Now if you’re a student in front of the Court of Discipline, things are serious. They have at their disposal the power to rusticate (suspend), deprive a student of their University membership, or send down completely (expulsion). The potential severity of their rulings means they try to act like a real criminal court. A genuine judge currently chairs the Court, and the guilt of any defendant must be proven beyond reasonable doubt. While the Court claims to emulate the adversarial set-up of genuine criminal courts, this idealistic aspiration has no basis in the court’s actual conduct

The Court of Discipline’s ability to carry out any semblance of a fair trial is unconvincing. First, there’s a woefully inadequate separation of powers: the panel of five University officials are both judge and jury. Worse than that, they can – and have been known to – enter into the adversarial process on the side of the prosecution. This makes them prosecutor, judge, and jury all in one. What’s more, the court deals almost exclusively with plagiarism and cheating in exams. It meets rarely and when it does, the defendant, having been caught red handed, is brought in, pleads guilty, and the Court gives them an uncontroversial punishment. No big deal. No one cares. There’s no need for lofty principles like justice, reasonable doubt, and even-handedness. For example, in the academic year 2010-11, the Court didn’t meet once. This year, they’ve met three times (excluding Owen’s case.) That was for one case of cheating, and two cases of plagiarism. On one occasion a student was caught in an exam about to cheat. The court gave him zero for that exam – no big deal. Another was found to have plagiarised some written work in an exam. He was put in front of the Court and made to do the exam again – pretty lenient. The final case was a plagiarising MPhil student. They were suspended until a University psychiatrist determined them fit to return to their studies – a bit weird, but alright. Each time, the student’s guilt is a given, the Court just picks a punishment.

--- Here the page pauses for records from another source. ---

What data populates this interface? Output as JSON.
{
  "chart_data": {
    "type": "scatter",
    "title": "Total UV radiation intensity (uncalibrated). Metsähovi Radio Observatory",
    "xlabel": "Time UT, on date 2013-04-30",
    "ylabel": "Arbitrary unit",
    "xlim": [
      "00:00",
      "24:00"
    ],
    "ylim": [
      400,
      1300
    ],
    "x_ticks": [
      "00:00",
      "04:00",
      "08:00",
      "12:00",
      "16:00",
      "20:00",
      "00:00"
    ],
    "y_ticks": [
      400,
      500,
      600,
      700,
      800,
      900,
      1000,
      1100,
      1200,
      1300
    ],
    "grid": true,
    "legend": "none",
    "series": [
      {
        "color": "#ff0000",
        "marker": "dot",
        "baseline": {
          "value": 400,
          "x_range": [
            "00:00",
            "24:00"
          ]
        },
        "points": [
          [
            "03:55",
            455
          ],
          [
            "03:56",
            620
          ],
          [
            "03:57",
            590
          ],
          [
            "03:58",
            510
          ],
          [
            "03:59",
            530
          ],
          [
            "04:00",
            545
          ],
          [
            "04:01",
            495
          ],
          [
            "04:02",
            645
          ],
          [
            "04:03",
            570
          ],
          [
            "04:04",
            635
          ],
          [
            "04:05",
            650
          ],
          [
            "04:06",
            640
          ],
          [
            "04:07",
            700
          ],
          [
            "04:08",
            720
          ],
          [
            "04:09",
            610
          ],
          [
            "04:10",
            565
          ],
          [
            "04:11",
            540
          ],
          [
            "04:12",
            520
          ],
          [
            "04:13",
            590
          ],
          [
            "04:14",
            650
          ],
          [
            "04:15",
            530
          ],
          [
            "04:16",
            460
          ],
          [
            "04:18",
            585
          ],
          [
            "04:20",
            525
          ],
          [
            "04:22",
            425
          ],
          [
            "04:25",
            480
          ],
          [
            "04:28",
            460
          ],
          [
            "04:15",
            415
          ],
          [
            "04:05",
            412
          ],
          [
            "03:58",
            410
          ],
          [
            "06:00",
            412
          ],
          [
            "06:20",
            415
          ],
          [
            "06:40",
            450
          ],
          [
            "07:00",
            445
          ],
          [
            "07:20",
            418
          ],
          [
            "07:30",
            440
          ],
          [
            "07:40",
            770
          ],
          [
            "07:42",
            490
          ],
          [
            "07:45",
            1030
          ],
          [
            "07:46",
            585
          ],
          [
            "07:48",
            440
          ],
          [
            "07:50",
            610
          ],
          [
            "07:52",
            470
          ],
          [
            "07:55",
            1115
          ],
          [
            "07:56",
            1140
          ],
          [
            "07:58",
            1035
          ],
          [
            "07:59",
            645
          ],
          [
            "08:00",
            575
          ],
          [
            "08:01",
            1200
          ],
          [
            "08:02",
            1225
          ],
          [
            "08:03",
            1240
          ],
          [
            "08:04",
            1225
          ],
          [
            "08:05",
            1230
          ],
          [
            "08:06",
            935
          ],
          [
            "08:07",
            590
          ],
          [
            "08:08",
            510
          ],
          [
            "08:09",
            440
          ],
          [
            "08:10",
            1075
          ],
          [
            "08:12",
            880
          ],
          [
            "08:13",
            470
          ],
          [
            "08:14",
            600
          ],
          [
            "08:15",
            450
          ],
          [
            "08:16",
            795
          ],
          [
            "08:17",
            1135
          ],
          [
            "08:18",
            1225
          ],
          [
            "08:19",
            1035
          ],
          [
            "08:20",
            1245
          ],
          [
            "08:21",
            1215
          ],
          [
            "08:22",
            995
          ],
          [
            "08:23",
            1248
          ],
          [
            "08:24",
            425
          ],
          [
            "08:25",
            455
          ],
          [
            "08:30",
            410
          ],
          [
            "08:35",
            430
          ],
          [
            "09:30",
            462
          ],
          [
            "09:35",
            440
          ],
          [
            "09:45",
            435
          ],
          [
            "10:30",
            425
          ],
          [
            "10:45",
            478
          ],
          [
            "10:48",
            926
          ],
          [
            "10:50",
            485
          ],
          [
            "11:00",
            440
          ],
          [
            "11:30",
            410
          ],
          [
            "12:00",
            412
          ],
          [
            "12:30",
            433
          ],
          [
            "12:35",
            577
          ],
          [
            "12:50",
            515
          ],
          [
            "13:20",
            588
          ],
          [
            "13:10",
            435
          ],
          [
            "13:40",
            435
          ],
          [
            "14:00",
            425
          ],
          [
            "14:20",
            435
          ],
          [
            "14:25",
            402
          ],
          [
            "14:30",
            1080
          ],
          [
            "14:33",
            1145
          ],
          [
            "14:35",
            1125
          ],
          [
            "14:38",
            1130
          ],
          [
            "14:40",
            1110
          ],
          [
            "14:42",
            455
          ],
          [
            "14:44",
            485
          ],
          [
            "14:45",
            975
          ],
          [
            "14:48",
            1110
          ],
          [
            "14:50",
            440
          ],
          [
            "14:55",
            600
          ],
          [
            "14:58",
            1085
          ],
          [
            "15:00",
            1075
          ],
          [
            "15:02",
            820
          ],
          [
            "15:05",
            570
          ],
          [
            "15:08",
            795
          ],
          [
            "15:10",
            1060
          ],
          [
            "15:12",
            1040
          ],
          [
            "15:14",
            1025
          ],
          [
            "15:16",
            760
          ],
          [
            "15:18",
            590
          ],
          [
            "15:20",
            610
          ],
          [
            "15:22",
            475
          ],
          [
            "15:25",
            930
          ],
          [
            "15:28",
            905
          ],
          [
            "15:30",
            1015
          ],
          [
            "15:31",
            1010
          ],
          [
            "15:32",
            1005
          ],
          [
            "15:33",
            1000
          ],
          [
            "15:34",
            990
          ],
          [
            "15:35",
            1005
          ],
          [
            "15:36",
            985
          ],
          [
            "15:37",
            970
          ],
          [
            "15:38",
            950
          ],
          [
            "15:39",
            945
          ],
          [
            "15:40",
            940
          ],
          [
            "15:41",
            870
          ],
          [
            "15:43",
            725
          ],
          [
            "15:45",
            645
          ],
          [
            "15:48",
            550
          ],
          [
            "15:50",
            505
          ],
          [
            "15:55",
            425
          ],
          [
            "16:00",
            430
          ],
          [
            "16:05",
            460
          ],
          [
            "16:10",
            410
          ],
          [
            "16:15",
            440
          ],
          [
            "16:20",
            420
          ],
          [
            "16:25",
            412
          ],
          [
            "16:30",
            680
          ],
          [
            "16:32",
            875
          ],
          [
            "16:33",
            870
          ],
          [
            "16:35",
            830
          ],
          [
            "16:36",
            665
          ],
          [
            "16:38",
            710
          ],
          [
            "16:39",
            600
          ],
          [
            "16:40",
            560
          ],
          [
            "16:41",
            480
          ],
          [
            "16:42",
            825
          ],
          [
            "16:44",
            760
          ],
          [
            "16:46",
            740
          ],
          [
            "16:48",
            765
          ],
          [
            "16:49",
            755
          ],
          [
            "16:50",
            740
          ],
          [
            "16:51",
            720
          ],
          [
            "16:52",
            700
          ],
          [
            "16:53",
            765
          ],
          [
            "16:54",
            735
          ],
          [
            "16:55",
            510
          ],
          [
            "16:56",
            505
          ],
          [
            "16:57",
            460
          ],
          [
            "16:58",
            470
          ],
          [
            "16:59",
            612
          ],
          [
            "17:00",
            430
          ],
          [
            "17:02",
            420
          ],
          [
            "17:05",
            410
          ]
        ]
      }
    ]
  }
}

Owen Holland took his defence into an environment that had no experience of listening to and weighing up a defence. He was charged with orchestrating the Willetts protest, for being so integral that it wouldn’t have happened without him. Any participant of the protest could testify that this is transparently untrue. Yet Owen was advised ‘not to irritate’ the Court, that by playing ball he’d get off with a fine. Thus the Court’s quasi-judicial aspirations don’t even extend to the first priority of English Courts of Law, where the ‘overriding objective’ of a court’s rules is to ensure ‘cases be dealt with justly’. Instead, Owen was tried for six hours in a closed In Camera trial, the records of which the University has yet to release. He was tried in a court that strongly presumed guilt and whose mechanisms for dealing with an adversarial case were rusty. A court that had little experience of, commitment to, or safeguards for genuine justice was faced with a case that required exactly these balances. Unsurprisingly, the Court produced a flawed verdict to match the flawed implementation of its quasi-judicial mechanisms.